Chris Gray, founder of the Shark Tank-backed app Scholly, is suing student loan giant Sallie Mae after they bought his company. He claims they wrongfully fired him and are secretly selling student data through a side business.
This is a messy breakup between a young entrepreneur and one of America’s biggest student loan companies. Gray built Scholly to help students find scholarships, appeared on Shark Tank, and eventually sold to Sallie Mae. Now he’s fighting them in court.
When the Deal Goes Bad
Gray says Sallie Mae didn’t just fire him unfairly – he’s accusing them of something much worse. He claims the company is making money by selling personal information about students through a subsidiary company. That’s a serious allegation that could violate privacy laws.
Scholly was supposed to help students pay for college by finding scholarships. If Gray’s claims are true, students using the app might have unknowingly had their personal data sold to third parties. Think names, schools, financial information – the kind of stuff students enter when looking for financial aid.
Sallie Mae isn’t backing down. They’re denying all of Gray’s accusations and say they plan to fight the lawsuit.

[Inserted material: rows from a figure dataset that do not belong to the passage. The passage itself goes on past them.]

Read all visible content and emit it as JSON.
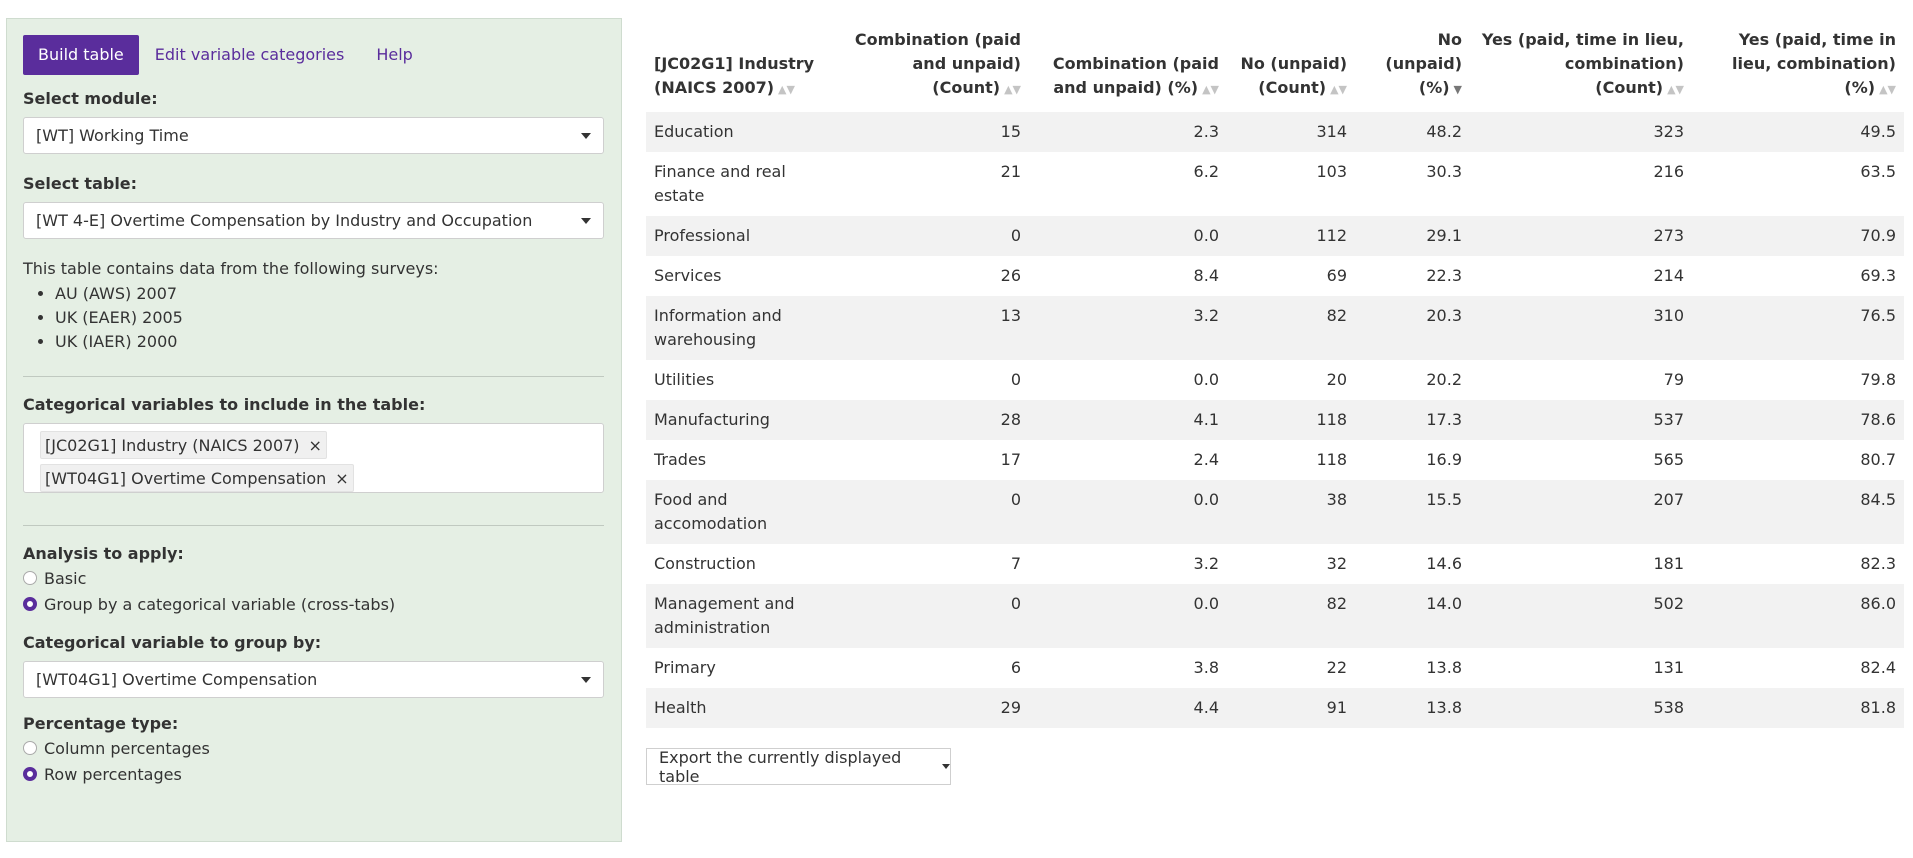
{
  "sidebar": {
    "tabs": [
      {
        "label": "Build table",
        "active": true
      },
      {
        "label": "Edit variable categories",
        "active": false
      },
      {
        "label": "Help",
        "active": false
      }
    ],
    "module_label": "Select module:",
    "module_value": "[WT] Working Time",
    "table_label": "Select table:",
    "table_value": "[WT 4-E] Overtime Compensation by Industry and Occupation",
    "surveys_intro": "This table contains data from the following surveys:",
    "surveys": [
      "AU (AWS) 2007",
      "UK (EAER) 2005",
      "UK (IAER) 2000"
    ],
    "categorical_label": "Categorical variables to include in the table:",
    "categorical_tags": [
      "[JC02G1] Industry (NAICS 2007)",
      "[WT04G1] Overtime Compensation"
    ],
    "tag_remove_glyph": "×",
    "analysis_label": "Analysis to apply:",
    "analysis_options": [
      {
        "label": "Basic",
        "checked": false
      },
      {
        "label": "Group by a categorical variable (cross-tabs)",
        "checked": true
      }
    ],
    "groupby_label": "Categorical variable to group by:",
    "groupby_value": "[WT04G1] Overtime Compensation",
    "percentage_label": "Percentage type:",
    "percentage_options": [
      {
        "label": "Column percentages",
        "checked": false
      },
      {
        "label": "Row percentages",
        "checked": true
      }
    ]
  },
  "table": {
    "headers": [
      "[JC02G1] Industry (NAICS 2007)",
      "Combination (paid and unpaid) (Count)",
      "Combination (paid and unpaid) (%)",
      "No (unpaid) (Count)",
      "No (unpaid) (%)",
      "Yes (paid, time in lieu, combination) (Count)",
      "Yes (paid, time in lieu, combination) (%)"
    ],
    "sort_glyph_idle": "▲▼",
    "sort_glyph_active": "▼",
    "rows": [
      [
        "Education",
        "15",
        "2.3",
        "314",
        "48.2",
        "323",
        "49.5"
      ],
      [
        "Finance and real estate",
        "21",
        "6.2",
        "103",
        "30.3",
        "216",
        "63.5"
      ],
      [
        "Professional",
        "0",
        "0.0",
        "112",
        "29.1",
        "273",
        "70.9"
      ],
      [
        "Services",
        "26",
        "8.4",
        "69",
        "22.3",
        "214",
        "69.3"
      ],
      [
        "Information and warehousing",
        "13",
        "3.2",
        "82",
        "20.3",
        "310",
        "76.5"
      ],
      [
        "Utilities",
        "0",
        "0.0",
        "20",
        "20.2",
        "79",
        "79.8"
      ],
      [
        "Manufacturing",
        "28",
        "4.1",
        "118",
        "17.3",
        "537",
        "78.6"
      ],
      [
        "Trades",
        "17",
        "2.4",
        "118",
        "16.9",
        "565",
        "80.7"
      ],
      [
        "Food and accomodation",
        "0",
        "0.0",
        "38",
        "15.5",
        "207",
        "84.5"
      ],
      [
        "Construction",
        "7",
        "3.2",
        "32",
        "14.6",
        "181",
        "82.3"
      ],
      [
        "Management and administration",
        "0",
        "0.0",
        "82",
        "14.0",
        "502",
        "86.0"
      ],
      [
        "Primary",
        "6",
        "3.8",
        "22",
        "13.8",
        "131",
        "82.4"
      ],
      [
        "Health",
        "29",
        "4.4",
        "91",
        "13.8",
        "538",
        "81.8"
      ]
    ]
  },
  "export_label": "Export the currently displayed table"
}
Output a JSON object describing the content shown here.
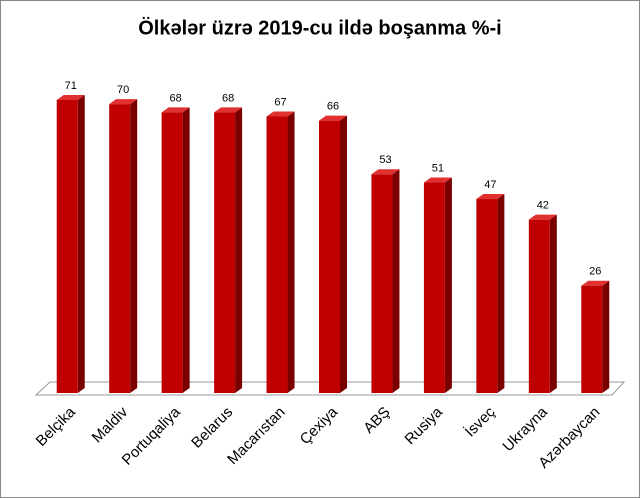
{
  "chart_data": {
    "type": "bar",
    "title": "Ölkələr üzrə 2019-cu ildə boşanma %-i",
    "categories": [
      "Belçika",
      "Maldiv",
      "Portuqaliya",
      "Belarus",
      "Macarıstan",
      "Çexiya",
      "ABŞ",
      "Rusiya",
      "İsveç",
      "Ukrayna",
      "Azərbaycan"
    ],
    "values": [
      71,
      70,
      68,
      68,
      67,
      66,
      53,
      51,
      47,
      42,
      26
    ],
    "color": "#c00000"
  }
}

The company handles millions of student loans, so any scandal about selling student data could hurt their reputation badly.
What Happens Next
This case could expose how companies handle student data after acquisitions. If Gray wins, it might change how ed-tech startups negotiate with big financial companies. Students using Scholly and similar apps will be watching to see if their personal information was really being sold without their knowledge.